De la « Pastef Formula » à la « Kiiray Formula » : Guy Marius Sagna interroge le virage économique du pouvoir


Réagissant à la Déclaration de politique générale du Premier ministre Ahmadou Alhaminou Mohamed Lo, le député Guy Marius Sagna a vivement critiqué les conditions dans lesquelles l'accord technique avec le Fonds monétaire international a été négocié.
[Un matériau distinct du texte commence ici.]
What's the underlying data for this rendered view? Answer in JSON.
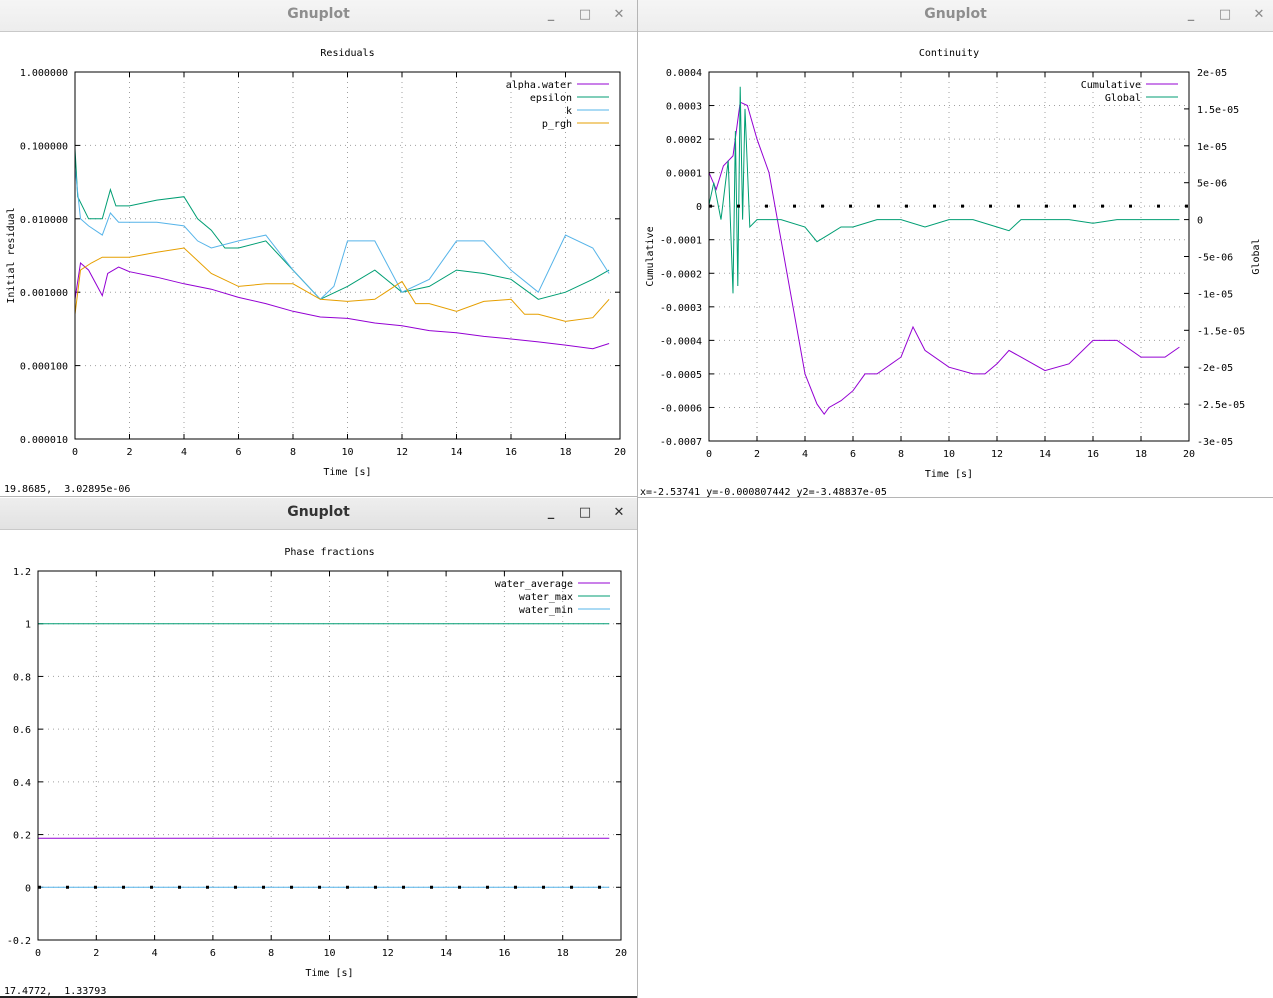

S'appuyant sur l'article 96 de la Constitution, le parlementaire a reproché à l'exécutif d'avoir engagé le pays dans ce processus sans concertation préalable avec la représentation nationale. « Vous avez donné la voix du Sénégal au FMI sans discuter avec l'Assemblée nationale », a-t-il lancé à l'adresse du gouvernement.
 
Le député a également livré une lecture critique de l'évolution de la ligne politique du pouvoir depuis l'alternance de mars 2024. Selon lui, la méthode portée pendant deux ans par Ousmane Sonko à la tête du gouvernement, qu'il a qualifiée de « Pastef Formula » aurait cédé la place à une approche différente sous l'actuel Premier ministre, qu'il a désignée par l'expression « Kiiray Formula ». Une manière, pour l'élu, de marquer une rupture qu'il estime perceptible dans le traitement des dossiers économiques et financiers du pays.
 
Sur le fond, Guy Marius Sagna a tenu à préciser la position de son camp politique face aux critiques sur l'ouverture économique du Sénégal. « Nous n'avons jamais prôné l'autarcie », a-t-il affirmé, tout en soulignant que Pastef reste opposé à une économie qu'il a qualifiée d'« extravertie ». Il a ensuite mis directement en cause le chef de l'État, Bassirou Diomaye Faye, l'accusant d'avoir consacré 500 millions de francs CFA à sa propre fondation, une initiative qu'il a jugée « inédite » et difficilement compréhensible dans le contexte actuel. « Pendant que les Sénégalais souffrent, Diomaye a offert 500 millions », a-t-il dénoncé, s'interrogeant sur la création par un président de la République de sa propre fondation.
 
Ces prises de position sont formulées en marge des débats consécutifs à la Déclaration de politique générale du Premier ministre et illustrent les tensions persistantes entre certains éléments de la majorité parlementaire et l'exécutif sur la conduite des négociations financières internationales et la cohérence de la ligne économique du pouvoir en place.